Mishi voulut soutenir le regard de Leerian, mais elle en fut incapable. En réalité, elle n'avait pas le choix si elle voulait un jour retrouver son père. C'était une pixie qui l'avait dit. Et ces drôles d'insectes savaient prédire l'avenir sur bien plus loin qu'une semaine.
— J'ai peur, avoua-t-elle en baissant les yeux. Mais... ouais. Je te suis quand même.
Leerian eut un large sourire et s'avança d'un pas pour serrer la sirène dans ses bras. Mais celle-ci recula au même moment, comme terrorisée à l'idée d'être touché par lui. Leerian prit sur lui pour cacher sa honte.
— Et vous ? fit-il platement en regardant tour à tour Egrim et Danayelle.
Egrim hocha la tête, sans s'exprimer. Autant qu'il avait eu peur de l'apparition du djinn, autant il était déçu de ne pas avoir eu l'occasion de poser sa question. Peut-être qu'en restant avec Leerian, l'opportunité se montrera à nouveau.
— Je viens tout juste de me prendre de tête avec ma mère. Ce serait con de ma part de revenir à peine dix minutes plus tard, soupira Danayelle.
Leerian sourit. Il savait qu'il était passé près de la catastrophe, par la faute à ce stupide djinn. Mais aucun de ses amis ne l'avait lâché ! Il était conscient de sa chance et comptait bien en profiter.
Enfin, il leur tourna le dos pour continuer son chemin. Ils traversèrent la ruelle sans problème et débouchèrent sur un nouveau trottoir, où les attendaient Narsa, bras croisé et l'air grognon.
— C'était long.
— On a eu un léger contretemps. Rien de méchant, dit Egrim avec un large sourire.
— Bah, ça ne m'intéresse même pas, fit Narsa en balayant le sujet d'une main.

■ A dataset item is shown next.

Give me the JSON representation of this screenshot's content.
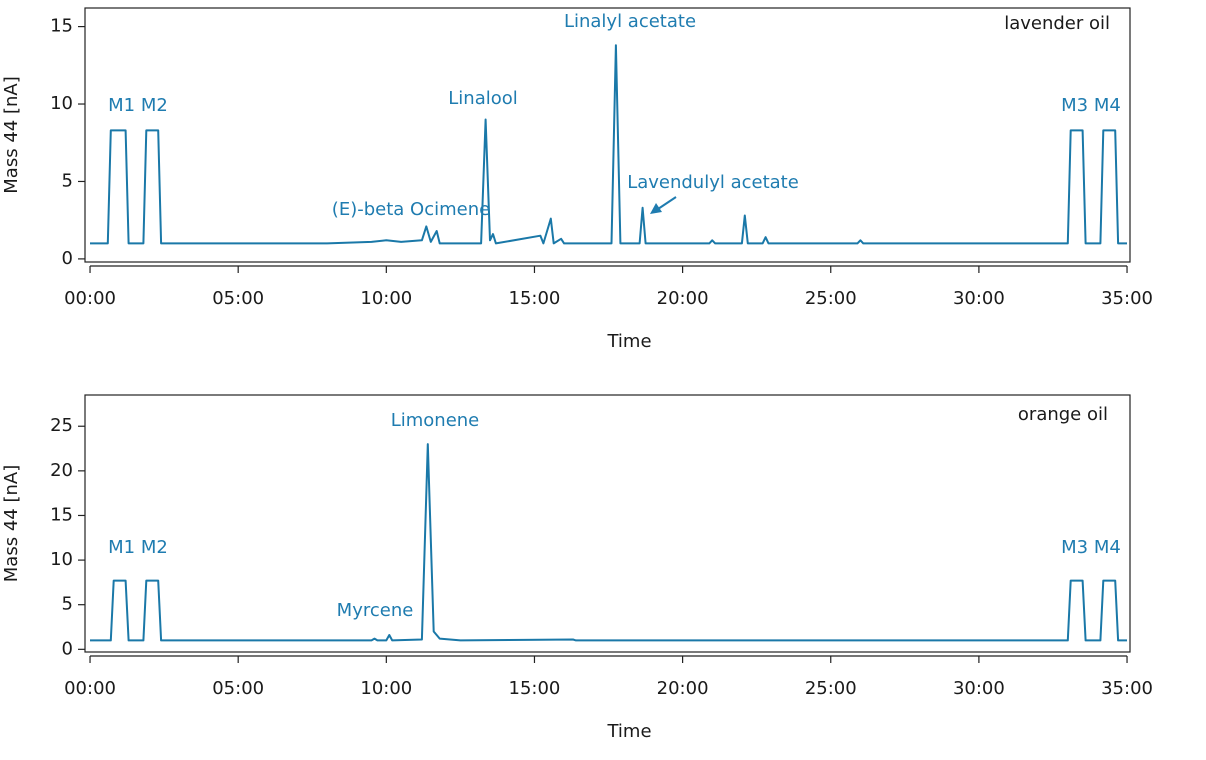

Venez.
Leerian, Egrim, Danayelle et Mishi s'échangèrent tous un regard perplexe. La fée n'avait rien remarqué ? Rien entendu ?

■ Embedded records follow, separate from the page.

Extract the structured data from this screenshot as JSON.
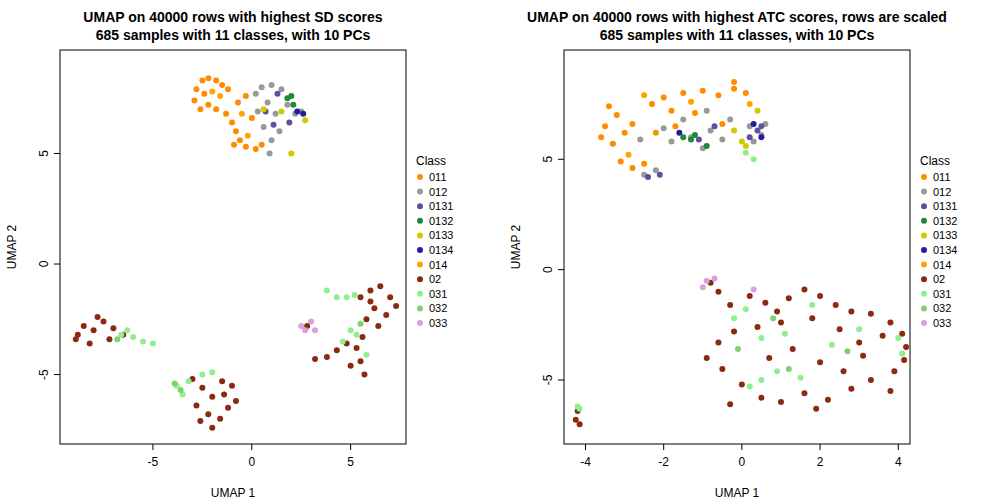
{
  "chart_data": [
    {
      "type": "scatter",
      "title": "UMAP on 40000 rows with highest SD scores",
      "subtitle": "685 samples with 11 classes, with 10 PCs",
      "x_label": "UMAP 1",
      "y_label": "UMAP 2",
      "legend_title": "Class",
      "legend": "right",
      "marker": "circle",
      "xlim": [
        -9.7,
        7.8
      ],
      "ylim": [
        -8.14,
        9.68
      ],
      "xticks": [
        -5,
        0,
        5
      ],
      "yticks": [
        -5,
        0,
        5
      ],
      "series": [
        {
          "name": "011",
          "color": "#FF8C00",
          "x": [
            -2.8,
            -2.5,
            -2.2,
            -1.8,
            -1.5,
            -1.2,
            -2.9,
            -2.6,
            -2.2,
            -1.8,
            -1.3,
            -1.0,
            -0.8,
            -0.6,
            -0.3,
            0.2,
            0.5,
            -0.9,
            -2.4,
            -0.7,
            -0.3,
            0.0
          ],
          "values": [
            7.9,
            8.3,
            8.4,
            8.3,
            8.1,
            7.9,
            7.4,
            7.0,
            7.2,
            7.0,
            6.8,
            6.4,
            6.0,
            5.6,
            5.3,
            5.2,
            5.4,
            5.4,
            7.7,
            7.3,
            7.6,
            6.6
          ]
        },
        {
          "name": "012",
          "color": "#999999",
          "x": [
            0.5,
            1.0,
            1.5,
            0.8,
            1.2,
            1.8,
            0.6,
            1.0,
            1.4,
            2.2,
            2.5,
            0.2,
            0.9,
            0.3
          ],
          "values": [
            8.0,
            8.1,
            7.9,
            7.3,
            6.8,
            7.2,
            6.2,
            5.6,
            6.0,
            6.8,
            6.9,
            7.7,
            5.0,
            6.9
          ]
        },
        {
          "name": "0131",
          "color": "#5E4FA2",
          "x": [
            1.3,
            0.7,
            1.9,
            1.1
          ],
          "values": [
            7.7,
            6.9,
            6.4,
            6.3
          ]
        },
        {
          "name": "0132",
          "color": "#1B8A3A",
          "x": [
            1.8,
            2.1,
            2.0
          ],
          "values": [
            7.5,
            7.2,
            7.6
          ]
        },
        {
          "name": "0133",
          "color": "#CCCC00",
          "x": [
            0.6,
            2.0,
            2.7,
            1.5
          ],
          "values": [
            7.0,
            5.0,
            6.5,
            6.9
          ]
        },
        {
          "name": "0134",
          "color": "#1F1F9F",
          "x": [
            2.3,
            2.6
          ],
          "values": [
            6.9,
            6.8
          ]
        },
        {
          "name": "014",
          "color": "#FFA500",
          "x": [
            -2.0,
            -1.6,
            -0.5,
            -0.2
          ],
          "values": [
            7.8,
            7.6,
            6.8,
            5.8
          ]
        },
        {
          "name": "02",
          "color": "#8B2A0E",
          "x": [
            -8.5,
            -8.8,
            -8.0,
            -7.5,
            -7.2,
            -8.2,
            -7.8,
            -7.0,
            -6.5,
            -8.9,
            -3.0,
            -2.5,
            -2.0,
            -1.5,
            -1.0,
            -2.8,
            -2.2,
            -1.6,
            -1.2,
            -2.0,
            -0.8,
            -2.6,
            -1.4,
            5.5,
            6.0,
            6.5,
            7.0,
            7.3,
            6.8,
            6.2,
            5.8,
            6.4,
            5.6,
            5.3,
            5.5,
            5.7,
            4.8,
            4.3,
            3.8,
            5.0,
            6.0,
            2.8,
            3.2
          ],
          "values": [
            -2.8,
            -3.2,
            -3.0,
            -2.6,
            -3.4,
            -3.6,
            -2.4,
            -2.9,
            -3.2,
            -3.4,
            -5.2,
            -5.6,
            -6.0,
            -5.3,
            -5.5,
            -6.4,
            -6.8,
            -7.0,
            -6.5,
            -7.4,
            -6.2,
            -7.1,
            -5.9,
            -1.5,
            -1.2,
            -1.0,
            -1.5,
            -1.9,
            -2.3,
            -2.0,
            -2.5,
            -2.8,
            -3.3,
            -3.8,
            -4.4,
            -5.0,
            -3.6,
            -3.9,
            -4.2,
            -4.6,
            -1.7,
            -2.8,
            -4.3
          ]
        },
        {
          "name": "031",
          "color": "#90EE90",
          "x": [
            -6.6,
            -6.0,
            -5.5,
            -5.0,
            -6.3,
            -3.8,
            -3.5,
            -3.2,
            -2.5,
            -2.0,
            3.8,
            4.3,
            4.8,
            5.2,
            5.0,
            5.3,
            4.6,
            5.8
          ],
          "values": [
            -3.2,
            -3.3,
            -3.5,
            -3.6,
            -3.0,
            -5.5,
            -5.9,
            -5.3,
            -5.0,
            -4.9,
            -1.2,
            -1.5,
            -1.5,
            -1.4,
            -3.0,
            -3.2,
            -3.5,
            -4.1
          ]
        },
        {
          "name": "032",
          "color": "#7FD170",
          "x": [
            -3.6,
            -3.9,
            -6.8,
            5.5
          ],
          "values": [
            -5.7,
            -5.4,
            -3.4,
            -2.7
          ]
        },
        {
          "name": "033",
          "color": "#DDA0DD",
          "x": [
            2.5,
            2.7,
            3.0,
            3.2
          ],
          "values": [
            -2.8,
            -3.0,
            -2.6,
            -3.0
          ]
        }
      ]
    },
    {
      "type": "scatter",
      "title": "UMAP on 40000 rows with highest ATC scores, rows are scaled",
      "subtitle": "685 samples with 11 classes, with 10 PCs",
      "x_label": "UMAP 1",
      "y_label": "UMAP 2",
      "legend_title": "Class",
      "legend": "right",
      "marker": "circle",
      "xlim": [
        -4.55,
        4.3
      ],
      "ylim": [
        -7.9,
        9.95
      ],
      "xticks": [
        -4,
        -2,
        0,
        2,
        4
      ],
      "yticks": [
        -5,
        0,
        5
      ],
      "series": [
        {
          "name": "011",
          "color": "#FF8C00",
          "x": [
            -3.5,
            -3.2,
            -3.0,
            -3.6,
            -2.8,
            -3.1,
            -2.8,
            -2.5,
            -2.3,
            -2.0,
            -1.5,
            -1.0,
            -0.6,
            -0.2,
            0.1,
            -1.8,
            -1.2,
            -0.5,
            -3.4,
            -2.2,
            -1.7,
            -0.2,
            -3.3
          ],
          "values": [
            6.5,
            7.0,
            6.2,
            6.0,
            6.6,
            4.9,
            4.6,
            4.8,
            7.5,
            7.8,
            8.0,
            8.1,
            7.9,
            8.2,
            8.0,
            7.2,
            7.1,
            6.6,
            7.4,
            6.2,
            6.5,
            8.5,
            5.7
          ]
        },
        {
          "name": "012",
          "color": "#999999",
          "x": [
            -2.5,
            -2.2,
            -1.8,
            -1.3,
            -0.8,
            -0.3,
            0.2,
            0.5,
            -1.0,
            -0.5,
            -2.0,
            -1.5,
            0.3,
            0.6,
            -2.6,
            -0.9
          ],
          "values": [
            4.3,
            4.5,
            5.8,
            6.0,
            6.3,
            6.8,
            6.5,
            6.1,
            5.5,
            5.9,
            6.4,
            6.8,
            5.8,
            6.6,
            5.9,
            7.2
          ]
        },
        {
          "name": "0131",
          "color": "#5E4FA2",
          "x": [
            -2.4,
            -2.1,
            -0.7,
            0.2,
            0.4,
            0.5,
            -1.1
          ],
          "values": [
            4.2,
            4.3,
            6.5,
            6.0,
            6.3,
            6.5,
            5.9
          ]
        },
        {
          "name": "0132",
          "color": "#1B8A3A",
          "x": [
            -1.5,
            -1.3,
            -1.2,
            -0.9
          ],
          "values": [
            6.0,
            5.9,
            6.1,
            5.6
          ]
        },
        {
          "name": "0133",
          "color": "#CCCC00",
          "x": [
            0.1,
            0.0,
            -0.2,
            0.4
          ],
          "values": [
            5.6,
            5.8,
            6.3,
            7.2
          ]
        },
        {
          "name": "0134",
          "color": "#1F1F9F",
          "x": [
            0.5,
            -1.6,
            0.3
          ],
          "values": [
            6.0,
            6.2,
            6.6
          ]
        },
        {
          "name": "014",
          "color": "#FFA500",
          "x": [
            -2.5,
            -1.3,
            0.2,
            -2.9
          ],
          "values": [
            7.9,
            7.6,
            7.5,
            5.2
          ]
        },
        {
          "name": "02",
          "color": "#8B2A0E",
          "x": [
            -0.8,
            -0.6,
            -0.3,
            0.2,
            0.6,
            1.2,
            1.6,
            2.0,
            2.4,
            2.8,
            3.3,
            3.8,
            4.1,
            4.2,
            4.15,
            3.6,
            3.0,
            2.5,
            1.8,
            1.0,
            0.4,
            -0.2,
            -0.6,
            -0.9,
            -0.5,
            0.0,
            0.5,
            1.0,
            1.6,
            2.2,
            2.8,
            3.3,
            3.9,
            2.0,
            1.3,
            0.7,
            2.6,
            3.1,
            -0.3,
            1.9,
            0.9,
            3.8,
            -4.25,
            -4.2,
            -4.15
          ],
          "values": [
            -0.6,
            -1.0,
            -1.6,
            -1.2,
            -1.5,
            -1.3,
            -0.9,
            -1.2,
            -1.6,
            -1.9,
            -2.0,
            -2.4,
            -2.9,
            -3.5,
            -4.1,
            -3.0,
            -3.3,
            -2.7,
            -2.2,
            -2.4,
            -2.6,
            -2.8,
            -3.3,
            -4.0,
            -4.5,
            -5.2,
            -5.8,
            -6.0,
            -5.6,
            -5.9,
            -5.4,
            -5.0,
            -4.6,
            -4.2,
            -3.6,
            -4.0,
            -4.6,
            -3.9,
            -6.1,
            -6.3,
            -1.9,
            -5.5,
            -6.8,
            -6.4,
            -7.0
          ]
        },
        {
          "name": "031",
          "color": "#90EE90",
          "x": [
            -4.2,
            -4.15,
            0.1,
            -0.2,
            0.5,
            1.1,
            0.9,
            0.5,
            0.2,
            1.5,
            2.3,
            3.0,
            4.0,
            4.1,
            1.8,
            0.3,
            0.1
          ],
          "values": [
            -6.2,
            -6.3,
            -1.8,
            -2.2,
            -3.1,
            -2.9,
            -4.6,
            -5.0,
            -5.3,
            -4.9,
            -3.4,
            -2.7,
            -3.1,
            -3.8,
            -1.6,
            5.0,
            5.3
          ]
        },
        {
          "name": "032",
          "color": "#7FD170",
          "x": [
            1.2,
            2.7,
            0.8,
            -0.1
          ],
          "values": [
            -4.5,
            -3.7,
            -2.2,
            -3.6
          ]
        },
        {
          "name": "033",
          "color": "#DDA0DD",
          "x": [
            -1.0,
            -0.9,
            -0.7,
            0.3
          ],
          "values": [
            -0.8,
            -0.5,
            -0.4,
            -0.9
          ]
        }
      ]
    }
  ]
}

Ah, les djinns ! voulut s'écrier Leerian, mais il s'en retint à temps. Il savait que Narsa n'était pas là par choix, il valait donc mieux éviter de lui faire peur en ramenant ce sujet. Ainsi, il haussa innocemment les épaules, puis continua sa route, la tête haute en faisant preuve d'un courage qu'il n'avait pas vraiment.